New Medi-Cal Authorized Representative Forms

DHCS is providing counties with new documentation around designating an authorized representative for Medi-Cal.

  • Appointment of Authorized Representative Form (MC 382): provides an applicant/beneficiary with a way to appoint an AR, limit the AR’s scope, and authorize an individual or organization as AR.
  • Notice of Authorized Representative Appointment (MC 380): notifies the beneficiary and AR of appointment and scope of appointment.
  • Authorized Representative Standard Agreement for Organizations (MC 383): allows an individual acting on behalf of an AR organization to sign agreements.
  • Cancellation or Change to a Medi-Cal Authorized Representative Appointment Letter (MC 381): informs the applicant/beneficiary of cancellation or change in scope of AR appointment.

The current MC 306 Appointment of Representative form will no longer be acceptable after June 4, 2019. DHCS’s guidance includes examples about AR appointment and cancellation.

DHCS ACWDL 18-26 (December 4, 2018)

Expanding Guidance on Medi-Cal Spousal Impoverishment Rules

The Affordable Care Act broadened the definition of an “institutionalized spouse” to include HCBS recipients and persons who have requested HCBS and generally reside at home or in the community. DHCS ACWDL 17-25 (July 19, 2018) initially extended spousal impoverishment rules from institutionalized spouses in long term care settings to applicants and recipients of other HCBS and waiver programs.  DHCS has clarified that the spousal impoverishment provisions apply to registered domestic partners.

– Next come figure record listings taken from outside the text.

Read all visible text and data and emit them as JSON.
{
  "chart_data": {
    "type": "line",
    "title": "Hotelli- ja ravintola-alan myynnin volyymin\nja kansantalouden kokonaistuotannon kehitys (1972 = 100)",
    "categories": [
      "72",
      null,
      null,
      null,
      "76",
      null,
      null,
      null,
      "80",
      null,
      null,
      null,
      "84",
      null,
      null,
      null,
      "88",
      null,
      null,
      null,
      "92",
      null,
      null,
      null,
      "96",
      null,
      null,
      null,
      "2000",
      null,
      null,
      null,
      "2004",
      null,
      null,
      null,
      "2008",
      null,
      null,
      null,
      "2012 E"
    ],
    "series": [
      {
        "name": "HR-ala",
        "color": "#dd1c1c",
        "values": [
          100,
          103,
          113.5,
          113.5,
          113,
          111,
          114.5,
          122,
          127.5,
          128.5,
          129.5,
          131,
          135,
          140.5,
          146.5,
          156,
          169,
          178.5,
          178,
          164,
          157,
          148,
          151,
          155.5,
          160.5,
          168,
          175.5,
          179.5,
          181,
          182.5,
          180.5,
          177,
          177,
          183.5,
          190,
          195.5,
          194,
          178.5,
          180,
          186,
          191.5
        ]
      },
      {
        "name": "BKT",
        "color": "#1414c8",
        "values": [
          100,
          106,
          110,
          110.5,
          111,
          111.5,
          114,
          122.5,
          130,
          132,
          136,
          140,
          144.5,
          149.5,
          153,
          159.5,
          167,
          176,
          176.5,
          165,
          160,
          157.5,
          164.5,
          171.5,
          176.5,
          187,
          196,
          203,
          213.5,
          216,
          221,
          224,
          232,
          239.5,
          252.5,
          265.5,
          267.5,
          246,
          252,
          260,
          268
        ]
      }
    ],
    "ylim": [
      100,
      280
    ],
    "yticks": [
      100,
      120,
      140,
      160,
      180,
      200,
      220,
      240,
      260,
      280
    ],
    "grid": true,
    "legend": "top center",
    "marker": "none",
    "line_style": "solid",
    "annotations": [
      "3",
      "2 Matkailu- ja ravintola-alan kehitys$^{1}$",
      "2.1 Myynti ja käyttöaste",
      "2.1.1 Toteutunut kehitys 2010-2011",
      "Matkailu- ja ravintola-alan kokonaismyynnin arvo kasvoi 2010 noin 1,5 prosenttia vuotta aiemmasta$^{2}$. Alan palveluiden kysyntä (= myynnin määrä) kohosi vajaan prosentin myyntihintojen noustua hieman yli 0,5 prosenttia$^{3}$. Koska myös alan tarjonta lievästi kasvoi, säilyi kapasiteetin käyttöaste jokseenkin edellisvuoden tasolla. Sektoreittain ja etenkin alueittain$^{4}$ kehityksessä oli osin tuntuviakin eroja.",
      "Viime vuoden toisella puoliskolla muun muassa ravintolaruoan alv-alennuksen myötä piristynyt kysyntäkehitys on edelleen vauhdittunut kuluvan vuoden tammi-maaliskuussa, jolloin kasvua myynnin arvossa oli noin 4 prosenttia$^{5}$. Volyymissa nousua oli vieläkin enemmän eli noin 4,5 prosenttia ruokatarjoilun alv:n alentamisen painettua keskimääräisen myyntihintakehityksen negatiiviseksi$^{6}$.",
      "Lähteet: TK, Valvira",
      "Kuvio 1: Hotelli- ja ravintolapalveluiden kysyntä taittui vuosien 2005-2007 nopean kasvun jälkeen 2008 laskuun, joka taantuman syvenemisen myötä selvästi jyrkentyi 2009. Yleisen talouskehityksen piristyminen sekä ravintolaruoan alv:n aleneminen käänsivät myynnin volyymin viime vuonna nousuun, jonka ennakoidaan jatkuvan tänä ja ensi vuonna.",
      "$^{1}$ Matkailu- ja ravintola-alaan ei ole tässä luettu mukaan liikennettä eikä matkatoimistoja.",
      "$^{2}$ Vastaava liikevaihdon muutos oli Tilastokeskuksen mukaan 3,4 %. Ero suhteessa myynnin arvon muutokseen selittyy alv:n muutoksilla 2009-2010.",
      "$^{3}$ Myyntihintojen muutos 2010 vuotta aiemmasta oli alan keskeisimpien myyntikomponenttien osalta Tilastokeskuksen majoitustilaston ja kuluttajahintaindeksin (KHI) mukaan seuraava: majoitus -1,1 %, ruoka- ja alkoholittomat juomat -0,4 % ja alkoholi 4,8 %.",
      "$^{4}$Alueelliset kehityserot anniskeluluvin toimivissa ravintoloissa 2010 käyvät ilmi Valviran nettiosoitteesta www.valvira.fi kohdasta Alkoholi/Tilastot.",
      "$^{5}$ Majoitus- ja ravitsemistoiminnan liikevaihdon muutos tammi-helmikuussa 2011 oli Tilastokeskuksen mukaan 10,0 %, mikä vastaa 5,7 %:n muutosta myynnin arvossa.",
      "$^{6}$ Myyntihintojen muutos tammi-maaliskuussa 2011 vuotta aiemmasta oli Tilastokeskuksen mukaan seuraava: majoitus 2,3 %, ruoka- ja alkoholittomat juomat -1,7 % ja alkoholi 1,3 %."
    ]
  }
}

Spousal impoverishment rules apply to the first month when a request for HCBS or IHSS has been made and the individual meets a nursing facility level care.  These rules must be applied to HCBS spouses who request IHSS and provide a verification form.  These provisions should be applied retroactively; DHCS provides examples of how to apply these rules.

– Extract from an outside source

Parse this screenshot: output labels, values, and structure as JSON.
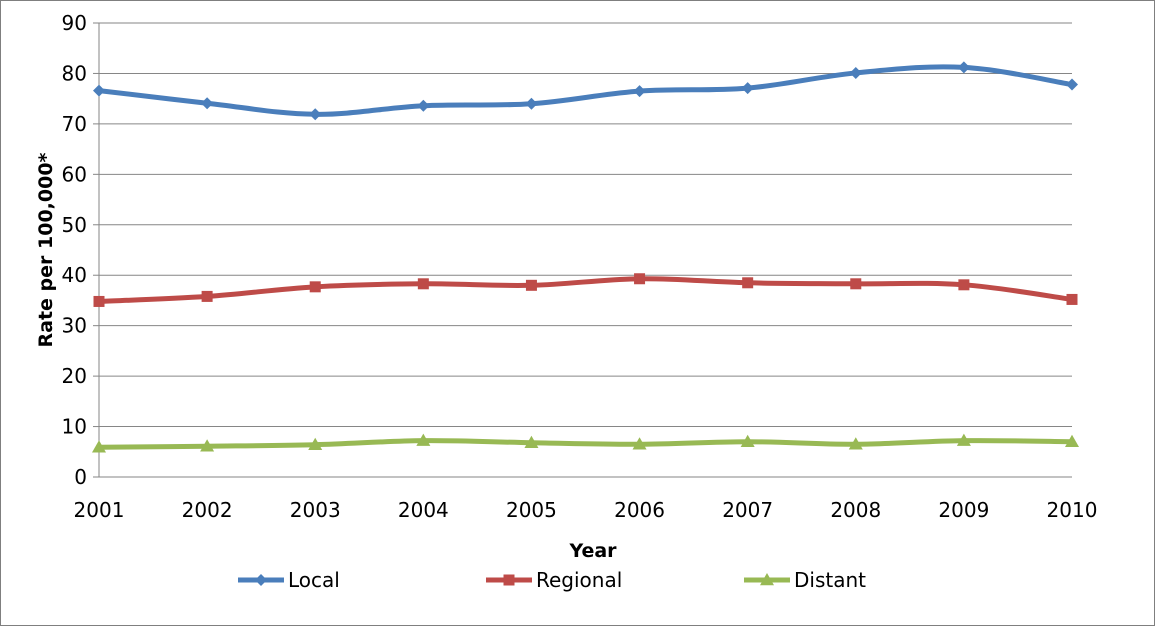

The Letter walks through the process of applying spousal impoverishment rules to the HCBS spouse and community spouse.  First, the county needs to characterize property and apply any CSRA protections. Next, the county would calculate income. An eligible individual would be placed in a budget unit separate from the community spouse once the couple’s property meets the CSRA limit plus $2000.

The HCBS spouse will remain eligible (short of change in circumstance) unless and until the county denies the HCBS request.  At annual renewal, the HCBS spouse only needs to confirm continued HCBS participation. Continuous eligibility ends when the HCBS spouse or institutionalized spouse does not receive HCBS waiver services or inpatient care for a full calendar month.

If the community spouse applies for Medi-Cal, that spouse will need to spend down non-exempt countable property before the end of the month of application.  A spousal income allocation is still permitted.  However, if the community spouse requests HCBS, there is no longer a community spouse.  The letter also goes through applying these rules retroactively, including reimbursement through the Conlan process.